Flynn told me that he’d never felt such emptiness in his whole life. The despair was suffocating him. He had cried until the tears ran dry. He cried for the girl, who had held his heart so carelessly and selfishly. He cried for himself, not knowing who he was anymore or where to go. He cried for his music, the lost time, and the old man. But mostly he cried because he was worried that not crying might hurt more. Being forced to feel the pain would be unbearable. Soon he didn’t have to worry about pain, because he told me that when his heart broke, it shattered over, and over again until it was hard to feel anything at all.

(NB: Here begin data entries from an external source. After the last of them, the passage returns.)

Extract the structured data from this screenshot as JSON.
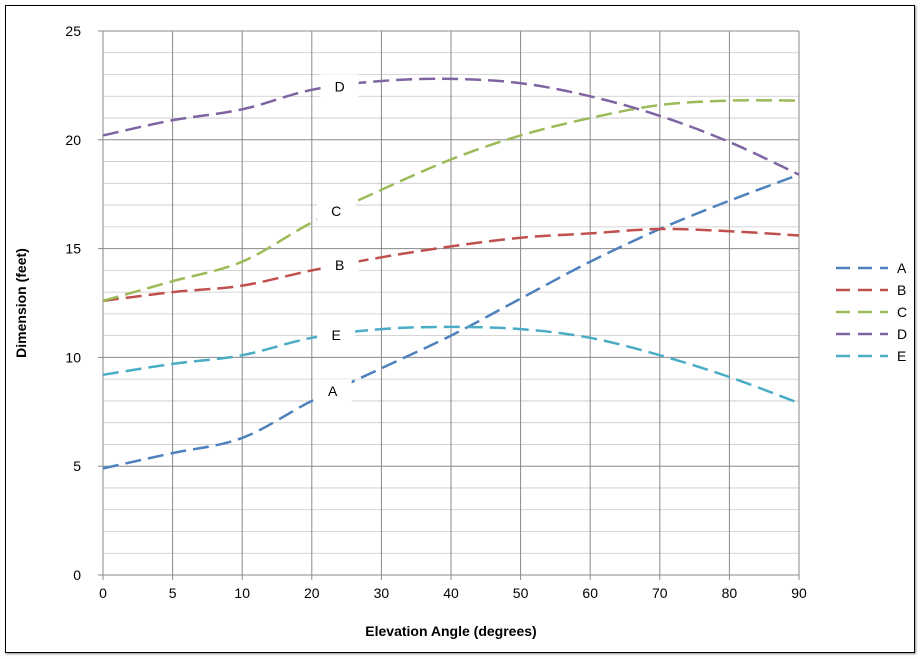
{
  "chart_data": {
    "type": "line",
    "title": "",
    "xlabel": "Elevation Angle (degrees)",
    "ylabel": "Dimension (feet)",
    "categories": [
      "0",
      "5",
      "10",
      "20",
      "30",
      "40",
      "50",
      "60",
      "70",
      "80",
      "90"
    ],
    "x_tick_labels": [
      "0",
      "5",
      "10",
      "20",
      "30",
      "40",
      "50",
      "60",
      "70",
      "80",
      "90"
    ],
    "y_tick_labels": [
      "0",
      "5",
      "10",
      "15",
      "20",
      "25"
    ],
    "ylim": [
      0,
      25
    ],
    "y_major_step": 5,
    "y_minor_step": 1,
    "grid": true,
    "legend_position": "right",
    "line_style": "dashed",
    "series": [
      {
        "name": "A",
        "color": "#4f81bd",
        "values": [
          4.9,
          5.6,
          6.3,
          8.0,
          9.5,
          11.0,
          12.7,
          14.4,
          15.9,
          17.2,
          18.4
        ]
      },
      {
        "name": "B",
        "color": "#c0504d",
        "values": [
          12.6,
          13.0,
          13.3,
          14.0,
          14.6,
          15.1,
          15.5,
          15.7,
          15.9,
          15.8,
          15.6
        ]
      },
      {
        "name": "C",
        "color": "#9bbb59",
        "values": [
          12.6,
          13.5,
          14.4,
          16.2,
          17.7,
          19.1,
          20.2,
          21.0,
          21.6,
          21.8,
          21.8
        ]
      },
      {
        "name": "D",
        "color": "#8064a2",
        "values": [
          20.2,
          20.9,
          21.4,
          22.3,
          22.7,
          22.8,
          22.6,
          22.0,
          21.1,
          19.9,
          18.4
        ]
      },
      {
        "name": "E",
        "color": "#4bacc6",
        "values": [
          9.2,
          9.7,
          10.1,
          10.9,
          11.3,
          11.4,
          11.3,
          10.9,
          10.1,
          9.1,
          7.9
        ]
      }
    ],
    "annotations": [
      {
        "text": "A",
        "series": "A",
        "x_index": 3.3
      },
      {
        "text": "B",
        "series": "B",
        "x_index": 3.4
      },
      {
        "text": "C",
        "series": "C",
        "x_index": 3.35
      },
      {
        "text": "D",
        "series": "D",
        "x_index": 3.4
      },
      {
        "text": "E",
        "series": "E",
        "x_index": 3.35
      }
    ]
  }
}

The only thing he wanted to do was finish the second album with the old man; who was now in Miami, drinking his own sorrows away. The old man told Flynn to come find him and that they would finish their album there in the tropical heat. The heat will cleanse you, the old man told him, the album will be your savior and you will not be alone anymore.

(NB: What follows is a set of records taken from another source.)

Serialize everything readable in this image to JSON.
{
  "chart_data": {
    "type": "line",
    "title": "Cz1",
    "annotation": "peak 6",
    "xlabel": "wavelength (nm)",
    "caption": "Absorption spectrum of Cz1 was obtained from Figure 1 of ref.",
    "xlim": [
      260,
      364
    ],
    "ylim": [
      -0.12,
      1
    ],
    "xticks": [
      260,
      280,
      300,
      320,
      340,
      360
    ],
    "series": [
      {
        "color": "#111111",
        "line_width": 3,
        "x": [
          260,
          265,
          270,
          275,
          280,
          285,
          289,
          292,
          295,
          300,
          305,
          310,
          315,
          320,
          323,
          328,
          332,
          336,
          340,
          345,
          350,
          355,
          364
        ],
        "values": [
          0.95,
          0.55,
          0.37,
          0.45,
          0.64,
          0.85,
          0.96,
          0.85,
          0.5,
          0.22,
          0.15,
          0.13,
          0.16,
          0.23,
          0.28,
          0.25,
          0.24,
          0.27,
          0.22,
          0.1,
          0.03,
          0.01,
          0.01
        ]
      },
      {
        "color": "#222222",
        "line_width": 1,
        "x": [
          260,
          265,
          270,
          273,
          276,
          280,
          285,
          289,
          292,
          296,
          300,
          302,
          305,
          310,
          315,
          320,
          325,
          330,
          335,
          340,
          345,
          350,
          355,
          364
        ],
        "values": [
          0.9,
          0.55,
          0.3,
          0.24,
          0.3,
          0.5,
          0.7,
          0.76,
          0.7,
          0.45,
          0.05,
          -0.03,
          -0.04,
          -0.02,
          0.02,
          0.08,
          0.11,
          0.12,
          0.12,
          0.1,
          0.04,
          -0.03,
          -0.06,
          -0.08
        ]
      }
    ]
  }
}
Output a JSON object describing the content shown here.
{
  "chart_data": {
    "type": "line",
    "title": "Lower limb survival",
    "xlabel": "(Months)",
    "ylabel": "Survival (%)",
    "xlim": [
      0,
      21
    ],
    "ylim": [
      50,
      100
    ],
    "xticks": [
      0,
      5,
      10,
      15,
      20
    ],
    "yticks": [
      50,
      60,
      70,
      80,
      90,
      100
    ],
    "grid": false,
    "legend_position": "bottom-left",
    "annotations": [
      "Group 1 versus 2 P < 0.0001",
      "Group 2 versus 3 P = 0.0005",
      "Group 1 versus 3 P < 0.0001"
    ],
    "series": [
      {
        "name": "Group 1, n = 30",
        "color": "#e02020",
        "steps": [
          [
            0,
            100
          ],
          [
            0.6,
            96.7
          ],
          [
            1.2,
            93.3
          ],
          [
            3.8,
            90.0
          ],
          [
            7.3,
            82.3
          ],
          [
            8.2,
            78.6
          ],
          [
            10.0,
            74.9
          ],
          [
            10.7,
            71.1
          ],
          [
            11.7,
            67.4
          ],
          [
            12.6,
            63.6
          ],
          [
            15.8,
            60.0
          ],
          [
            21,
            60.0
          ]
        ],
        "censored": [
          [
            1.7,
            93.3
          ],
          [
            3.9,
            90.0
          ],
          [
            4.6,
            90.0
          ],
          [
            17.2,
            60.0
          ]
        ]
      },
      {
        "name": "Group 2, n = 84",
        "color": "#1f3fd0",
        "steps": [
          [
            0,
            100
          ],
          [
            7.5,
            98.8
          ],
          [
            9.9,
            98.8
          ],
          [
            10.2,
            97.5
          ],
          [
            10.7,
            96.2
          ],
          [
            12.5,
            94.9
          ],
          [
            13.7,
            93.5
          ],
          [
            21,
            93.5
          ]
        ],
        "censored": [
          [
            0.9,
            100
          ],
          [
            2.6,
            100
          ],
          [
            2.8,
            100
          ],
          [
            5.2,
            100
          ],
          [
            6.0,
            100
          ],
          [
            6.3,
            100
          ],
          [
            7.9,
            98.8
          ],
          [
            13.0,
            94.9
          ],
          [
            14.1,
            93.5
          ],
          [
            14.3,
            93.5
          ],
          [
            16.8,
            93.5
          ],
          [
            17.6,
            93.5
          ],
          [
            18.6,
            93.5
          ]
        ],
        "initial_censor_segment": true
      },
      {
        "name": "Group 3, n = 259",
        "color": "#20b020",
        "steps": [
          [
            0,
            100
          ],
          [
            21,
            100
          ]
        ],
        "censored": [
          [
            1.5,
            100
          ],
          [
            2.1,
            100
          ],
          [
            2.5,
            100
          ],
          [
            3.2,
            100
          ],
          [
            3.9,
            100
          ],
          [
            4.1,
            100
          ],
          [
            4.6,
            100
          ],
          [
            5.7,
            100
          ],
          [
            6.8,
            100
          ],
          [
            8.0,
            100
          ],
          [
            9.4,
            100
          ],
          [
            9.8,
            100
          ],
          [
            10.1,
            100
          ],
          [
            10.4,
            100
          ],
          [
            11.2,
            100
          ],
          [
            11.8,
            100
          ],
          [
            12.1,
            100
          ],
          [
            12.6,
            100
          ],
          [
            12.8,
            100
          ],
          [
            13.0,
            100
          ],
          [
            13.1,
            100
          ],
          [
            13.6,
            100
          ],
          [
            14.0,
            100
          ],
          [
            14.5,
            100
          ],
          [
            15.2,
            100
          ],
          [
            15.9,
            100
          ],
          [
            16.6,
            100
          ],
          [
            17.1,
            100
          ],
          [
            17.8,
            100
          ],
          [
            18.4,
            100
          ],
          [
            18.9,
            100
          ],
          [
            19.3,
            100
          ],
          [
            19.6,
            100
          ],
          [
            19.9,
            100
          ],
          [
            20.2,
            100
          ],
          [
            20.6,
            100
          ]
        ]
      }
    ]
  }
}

I cried hard after he finished his story. I felt my heart ache as his might have and I didn’t stop the tears from falling as he drove. I held his hand for the rest of the way, a gesture of friendship and understanding. When I did this, he cried too. Silently with his jaw clenched with focus on the road ahead of us. We didn’t talk for a long time after that. Eventually I would tell him my own story of life and struggles and hardships. But for now, I just sat and cried with him. Feeling the same things he might have felt. Longing for the same things he might have longed for.

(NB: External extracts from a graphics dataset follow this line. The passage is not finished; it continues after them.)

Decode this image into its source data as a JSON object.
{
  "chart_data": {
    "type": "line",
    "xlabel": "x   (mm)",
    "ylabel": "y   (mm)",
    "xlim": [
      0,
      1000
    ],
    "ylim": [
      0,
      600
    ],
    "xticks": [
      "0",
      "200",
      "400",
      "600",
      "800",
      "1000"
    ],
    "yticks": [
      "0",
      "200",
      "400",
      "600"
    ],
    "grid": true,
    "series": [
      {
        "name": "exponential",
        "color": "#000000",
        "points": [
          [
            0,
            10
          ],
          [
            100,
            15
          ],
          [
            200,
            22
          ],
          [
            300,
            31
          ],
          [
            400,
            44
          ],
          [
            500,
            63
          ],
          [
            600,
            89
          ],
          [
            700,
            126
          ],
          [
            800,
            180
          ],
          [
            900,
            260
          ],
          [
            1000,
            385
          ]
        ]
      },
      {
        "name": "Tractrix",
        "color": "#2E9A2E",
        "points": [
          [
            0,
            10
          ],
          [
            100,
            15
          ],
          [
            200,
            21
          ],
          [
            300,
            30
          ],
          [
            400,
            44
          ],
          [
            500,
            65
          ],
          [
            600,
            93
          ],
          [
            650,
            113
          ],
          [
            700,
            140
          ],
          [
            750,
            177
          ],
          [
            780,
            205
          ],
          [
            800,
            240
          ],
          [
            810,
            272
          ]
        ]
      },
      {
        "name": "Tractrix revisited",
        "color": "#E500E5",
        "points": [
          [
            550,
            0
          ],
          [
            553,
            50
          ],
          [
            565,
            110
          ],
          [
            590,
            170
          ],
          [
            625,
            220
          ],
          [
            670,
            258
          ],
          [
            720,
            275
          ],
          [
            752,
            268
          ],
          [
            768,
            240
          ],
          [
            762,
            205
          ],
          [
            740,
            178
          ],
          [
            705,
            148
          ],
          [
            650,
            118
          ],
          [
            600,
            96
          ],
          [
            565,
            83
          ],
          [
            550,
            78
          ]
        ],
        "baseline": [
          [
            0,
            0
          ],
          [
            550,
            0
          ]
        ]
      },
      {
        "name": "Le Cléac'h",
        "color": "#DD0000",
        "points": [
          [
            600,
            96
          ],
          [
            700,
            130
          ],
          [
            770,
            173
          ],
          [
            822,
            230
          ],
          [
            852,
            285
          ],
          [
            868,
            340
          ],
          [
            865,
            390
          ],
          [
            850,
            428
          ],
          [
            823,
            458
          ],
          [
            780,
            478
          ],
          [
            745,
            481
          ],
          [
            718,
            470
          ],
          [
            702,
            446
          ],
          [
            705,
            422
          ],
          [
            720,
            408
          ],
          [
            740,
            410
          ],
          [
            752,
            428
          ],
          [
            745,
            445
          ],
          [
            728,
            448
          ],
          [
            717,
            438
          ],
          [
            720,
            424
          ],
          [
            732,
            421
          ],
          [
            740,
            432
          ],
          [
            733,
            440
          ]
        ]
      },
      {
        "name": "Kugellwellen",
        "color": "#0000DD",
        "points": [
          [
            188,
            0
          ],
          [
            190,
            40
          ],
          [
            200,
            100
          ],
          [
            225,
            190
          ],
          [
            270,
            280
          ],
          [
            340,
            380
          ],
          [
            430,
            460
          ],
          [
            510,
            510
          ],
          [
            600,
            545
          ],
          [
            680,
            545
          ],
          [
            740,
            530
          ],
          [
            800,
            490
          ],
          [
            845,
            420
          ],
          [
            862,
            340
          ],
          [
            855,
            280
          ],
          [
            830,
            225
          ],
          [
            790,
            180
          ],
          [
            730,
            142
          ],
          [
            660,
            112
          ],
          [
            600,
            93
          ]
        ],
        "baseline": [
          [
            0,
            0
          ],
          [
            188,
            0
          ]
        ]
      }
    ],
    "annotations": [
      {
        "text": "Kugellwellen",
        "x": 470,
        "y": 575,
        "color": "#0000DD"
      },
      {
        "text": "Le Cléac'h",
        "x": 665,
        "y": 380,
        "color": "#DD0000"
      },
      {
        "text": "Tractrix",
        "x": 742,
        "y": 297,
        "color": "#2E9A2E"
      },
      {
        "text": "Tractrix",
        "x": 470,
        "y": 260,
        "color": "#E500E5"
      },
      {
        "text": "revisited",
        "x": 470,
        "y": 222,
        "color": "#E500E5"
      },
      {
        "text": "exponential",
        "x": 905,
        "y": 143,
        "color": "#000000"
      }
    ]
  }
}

Flynn gave me a copy of Moldy Limes when he dropped me off at the local grocery store in Colorado. I gave him my address so that he could send me his new album.
Months later, I received a thick letter, the envelope stained and worn, the stamp pressed hard into the paper, leaving wrinkles all around it.
Flynn had finished the second album, dedicating it to the old man, who had passed away before he could hear the final product. In his letter, Flynn told me how he was finally reunited with the old man in Miami, His skin had tanned into old wrinkled leather, his hair bleached white by the sun. Together, they drank and wrote and sang. Filling the days with music and companionship; grieving together often as they remembered what had once been. When the old man died, there were five songs completed, with four more to go. Inconsolable, Flynn disregarded the album, swearing through tears that he would never be able to make any music now that his partner was gone. After weeks of drinking and sleeping, isolating himself in an attempt to remember any details he could about the man, He listened to Moldy limes. He heard the old man’s voice in the background. Gnarled and raspy, the man sang softly behind Flynn’s main vocals, his fingers smashing against the piano with joy and enthusiasm. Flynn then cried again, emotion overwhelmed him and he began to create music. He created new songs in honor of the man. And he named it after the man’s favorite drink.
Flynn knew the heartbreaks he had experienced were harsh on his soul. He told me that he is sadder than he used to be, that he’s found comfort in the quiet and loneliness. But he was filled with love for those around him and he was not hesitant to share his music, be it good or bad, hoping that it will ease life’s burdens for them as the old man did for him. He thanked me for our car ride, holding each other and crying together, allowing one another to speak freely and without judgement. He remembered his promise to send me his new album when it was finished. He hoped that I liked it.
In the envelope, I found a cassette tape with a sticker of an orange on it. I flipped it over and read, “Old Fashioned, in honor of Eli”.